Bu tedavi yönteminin ana zorluğu, reçetelenecek ilacın tipini ve dozajını seçerken dikkate alınması gereken birçok faktörün olmasıdır. İnsülin içeren ilaçların aşırı dozlanması çok tehlikelidir ve hipoglisemik komaya yol açabilir. Tedavi yöntemleri ve kullanılan ilaçların seçimi, tıbbi geçmişi, eşlik eden hastalıkları ve vücudun ilaçlara karşı bireysel reaksiyonu dikkate alınarak, her hasta için ayrı ayrı yapılmalıdır.

Hastanın kendisi, doktorların hastalığın tedavisinde yardımcı olabilir. Diyabet, diyete sıkı sıkıya bağlı kalındığında gereklidir. Kural olarak, çok sayıda basit karbonhidrat içeren ürünler hastanın diyetinden hariç tutulur. Beslenmenin temeli çiğ sebze maması, süt ürünleridir. Aynı zamanda tam tahıllardan, fındıklardan ve bazı meyvelerden yemek yemeye de izin verilir. Taze sebzeler ve meyveler pankreas üzerinde yararlı bir etkiye sahiptir ve insülinin oluşumunu teşvik eder.

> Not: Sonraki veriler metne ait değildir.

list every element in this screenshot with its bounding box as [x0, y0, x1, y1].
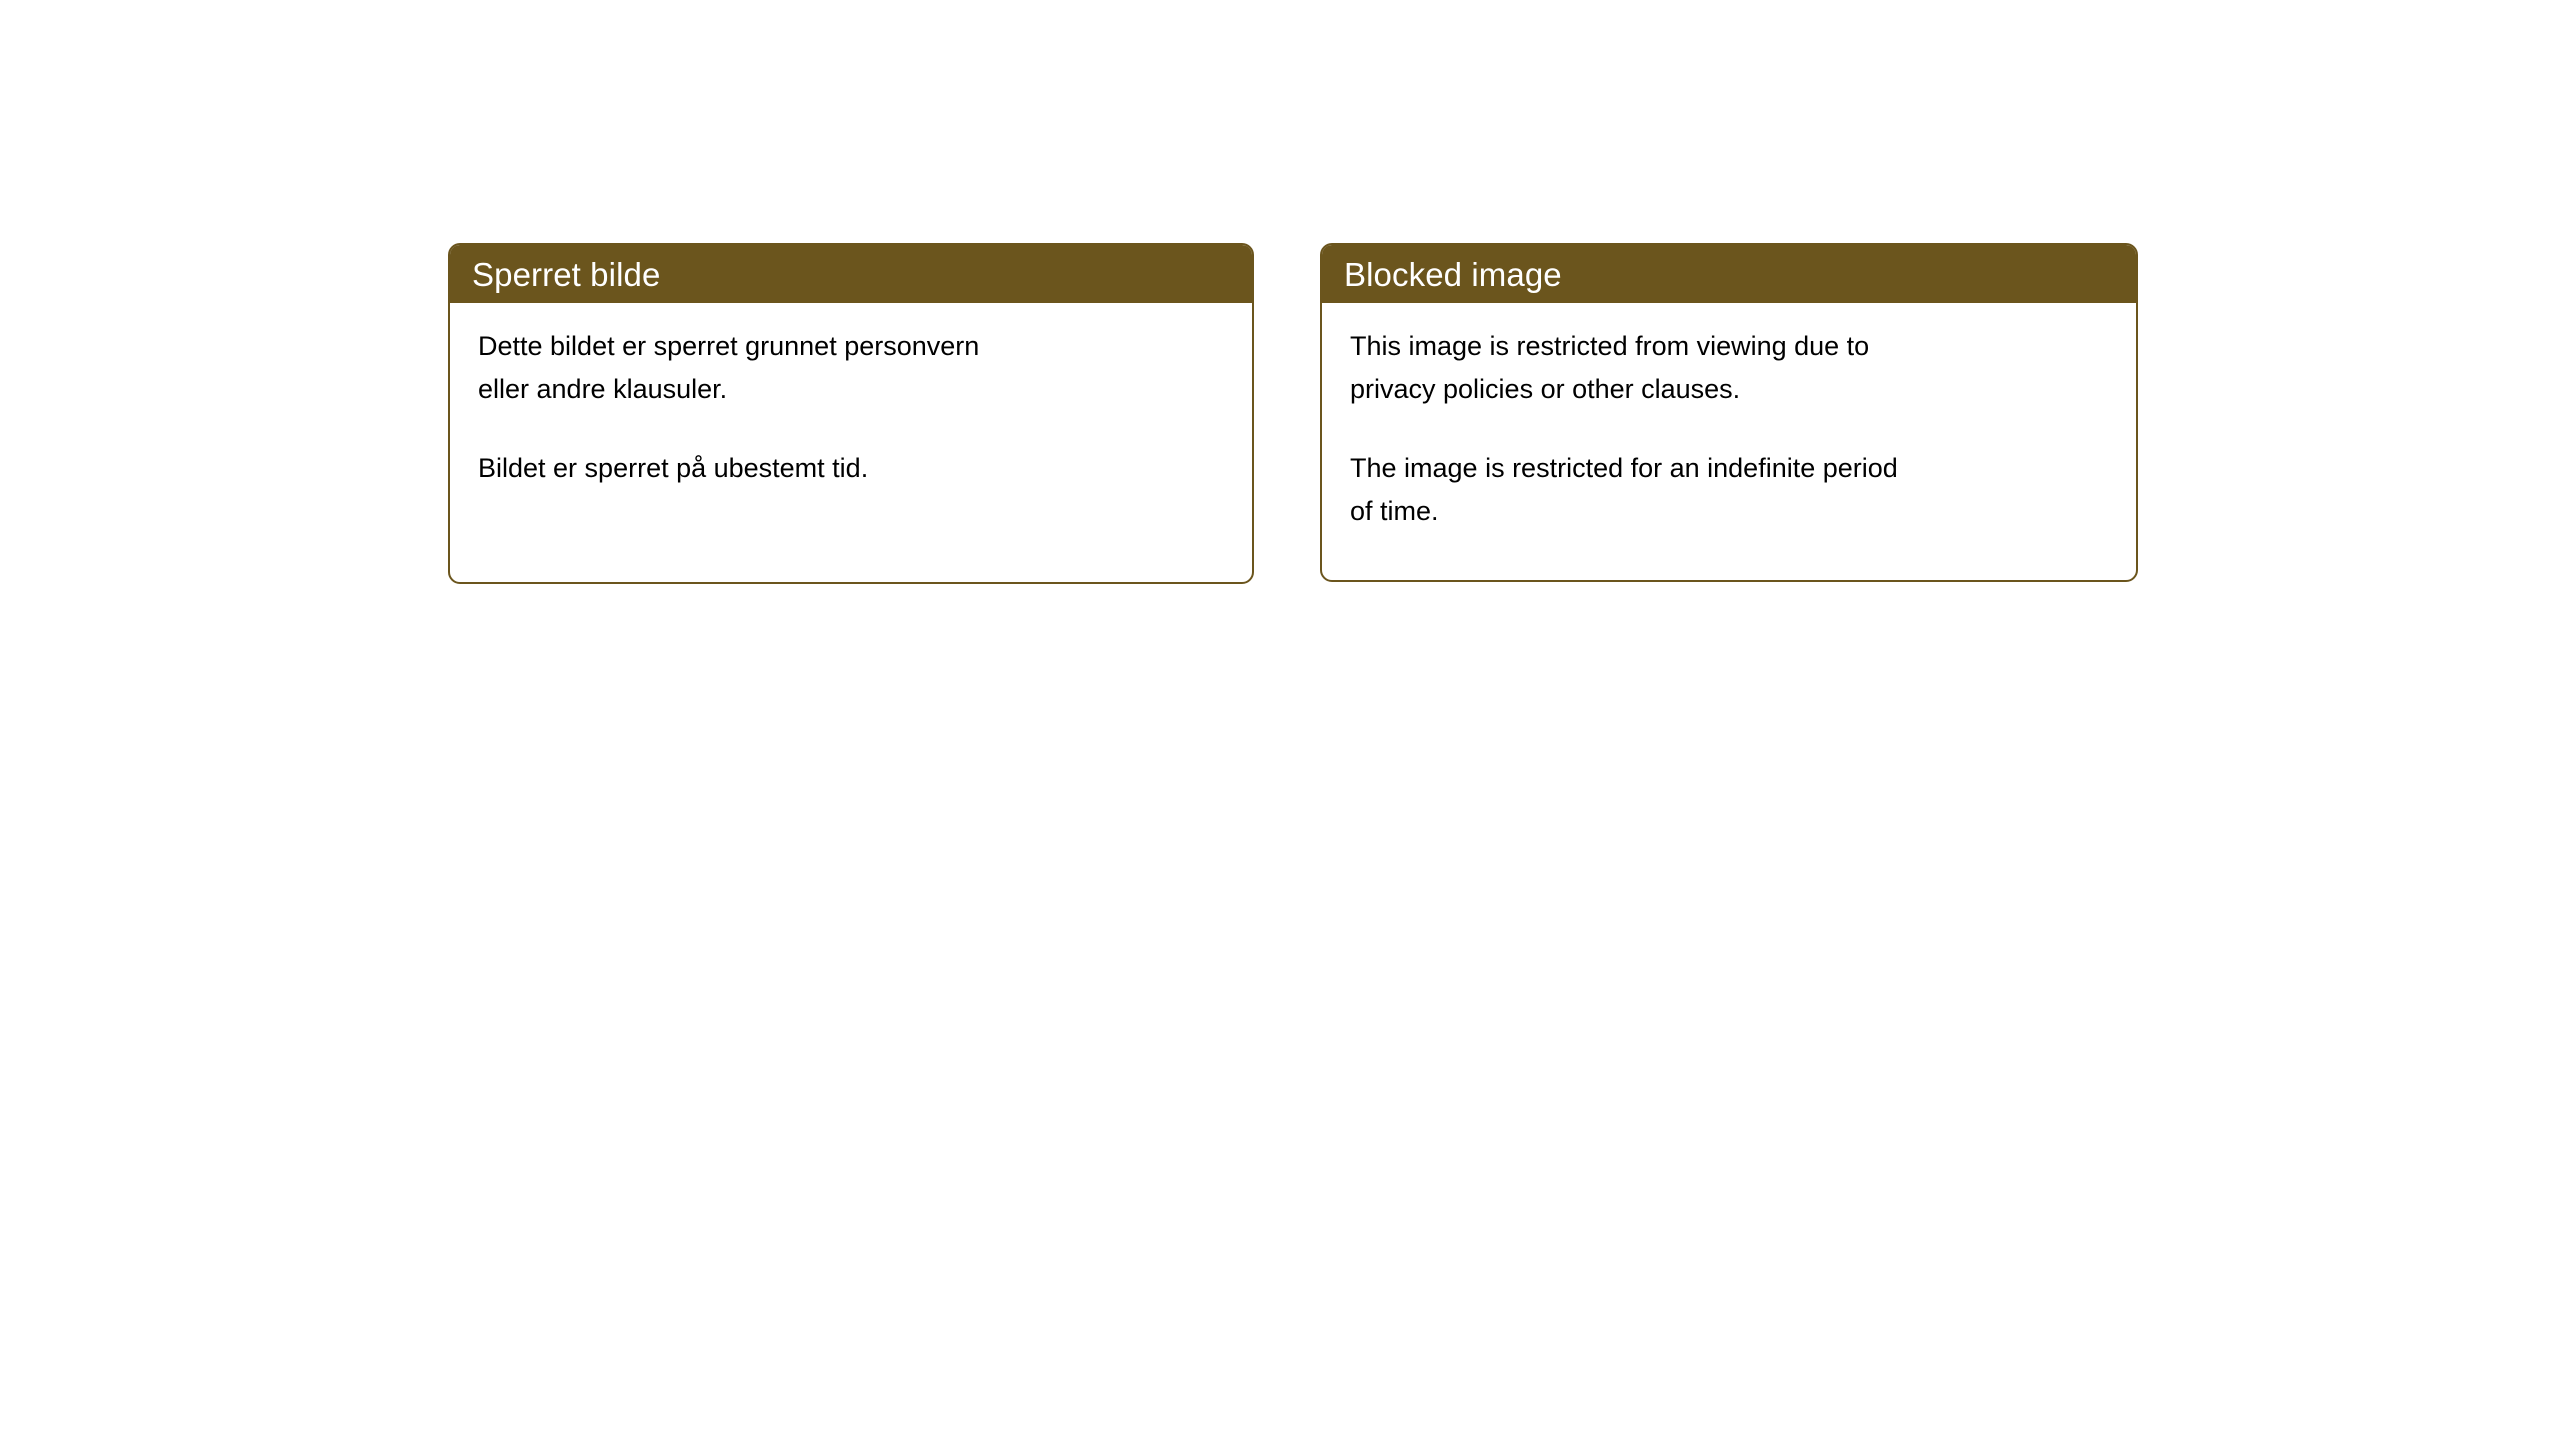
card-paragraph-duration-norwegian: Bildet er sperret på ubestemt tid.: [478, 447, 1226, 490]
card-header-norwegian: Sperret bilde: [450, 245, 1252, 303]
card-body-norwegian: Dette bildet er sperret grunnet personve…: [450, 303, 1252, 490]
card-paragraph-reason-norwegian: Dette bildet er sperret grunnet personve…: [478, 325, 1226, 411]
card-paragraph-reason-english: This image is restricted from viewing du…: [1350, 325, 2110, 411]
card-header-english: Blocked image: [1322, 245, 2136, 303]
card-body-english: This image is restricted from viewing du…: [1322, 303, 2136, 533]
card-paragraph-duration-english: The image is restricted for an indefinit…: [1350, 447, 2110, 533]
blocked-image-card-english: Blocked image This image is restricted f…: [1320, 243, 2138, 582]
page-canvas: Sperret bilde Dette bildet er sperret gr…: [0, 0, 2560, 1440]
card-title-norwegian: Sperret bilde: [472, 258, 660, 291]
card-title-english: Blocked image: [1344, 258, 1562, 291]
blocked-image-card-norwegian: Sperret bilde Dette bildet er sperret gr…: [448, 243, 1254, 584]
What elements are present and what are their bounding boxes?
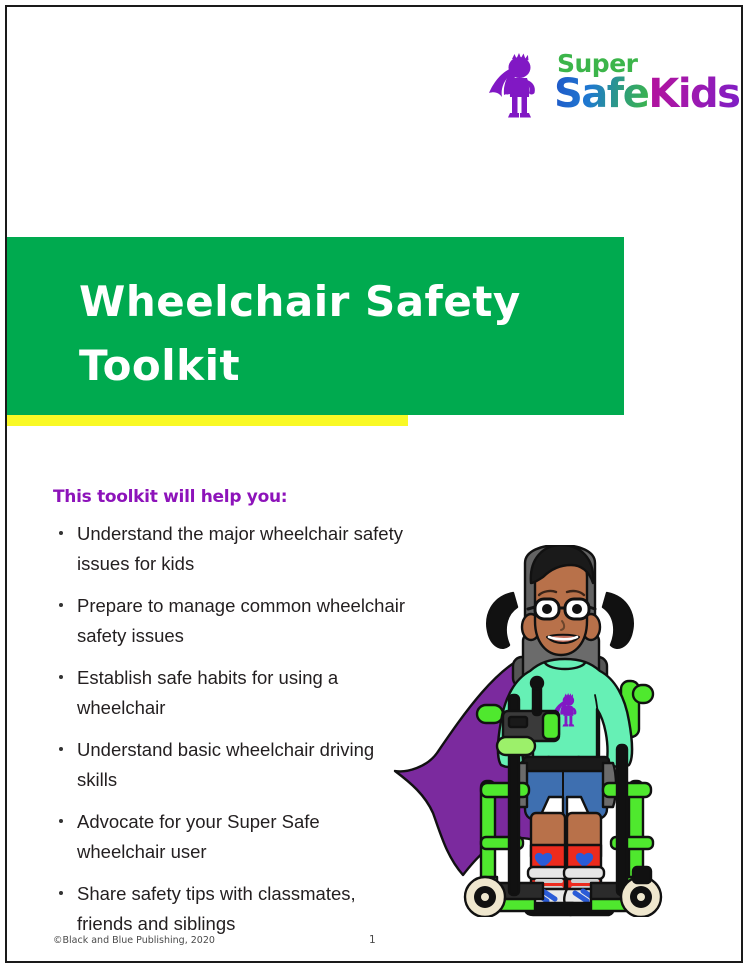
page-title: Wheelchair Safety Toolkit [79,270,599,398]
help-section-heading: This toolkit will help you: [53,487,287,507]
help-items-list: Understand the major wheelchair safety i… [51,519,406,951]
list-item: Establish safe habits for using a wheelc… [51,663,406,723]
page-title-line-2: Toolkit [79,334,599,398]
yellow-accent-bar [5,415,408,426]
logo-word-kids: Kids [648,71,739,117]
title-banner: Wheelchair Safety Toolkit [5,237,624,415]
footer-copyright: ©Black and Blue Publishing, 2020 [53,935,215,946]
list-item: Share safety tips with classmates, frien… [51,879,406,939]
page-title-line-1: Wheelchair Safety [79,270,599,334]
logo-word-safekids: SafeKids [554,74,740,114]
footer-page-number: 1 [369,934,376,946]
list-item: Prepare to manage common wheelchair safe… [51,591,406,651]
list-item: Understand basic wheelchair driving skil… [51,735,406,795]
document-page: Super SafeKids Wheelchair Safety Toolkit… [5,5,743,963]
super-safe-kids-logo: Super SafeKids [486,49,701,121]
logo-word-safe: Safe [554,71,648,117]
superhero-kid-icon [486,53,552,119]
list-item: Understand the major wheelchair safety i… [51,519,406,579]
child-in-power-wheelchair-illustration [385,545,715,917]
logo-wordmark: Super SafeKids [554,49,702,121]
list-item: Advocate for your Super Safe wheelchair … [51,807,406,867]
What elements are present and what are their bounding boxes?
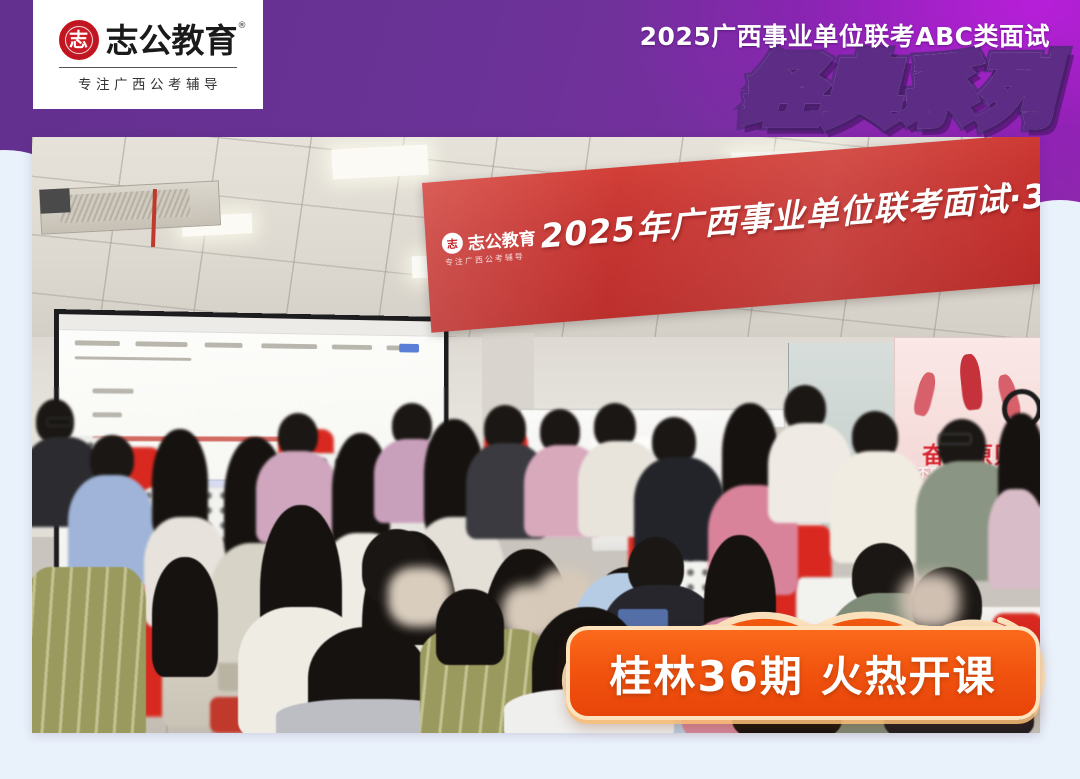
screen-text-line (261, 343, 317, 349)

Ayrıca, diyabet tedavisinde önemli bir rol psikolojik bir tutumla oynanır. Her ne kadar bugüne kadar, hastalık tedavi edilebilir olarak kabul edilir ve hastanın hayatı üzerinde birçok kısıtlama getirilir, istenirse teşhisi duyurduktan sonra bile sevinmeye ve yaşamdan zevk almaya devam edilebilir. Artık diyabet, semptomlar ve tedavi ile ilgili her şeyi biliyorsunuz.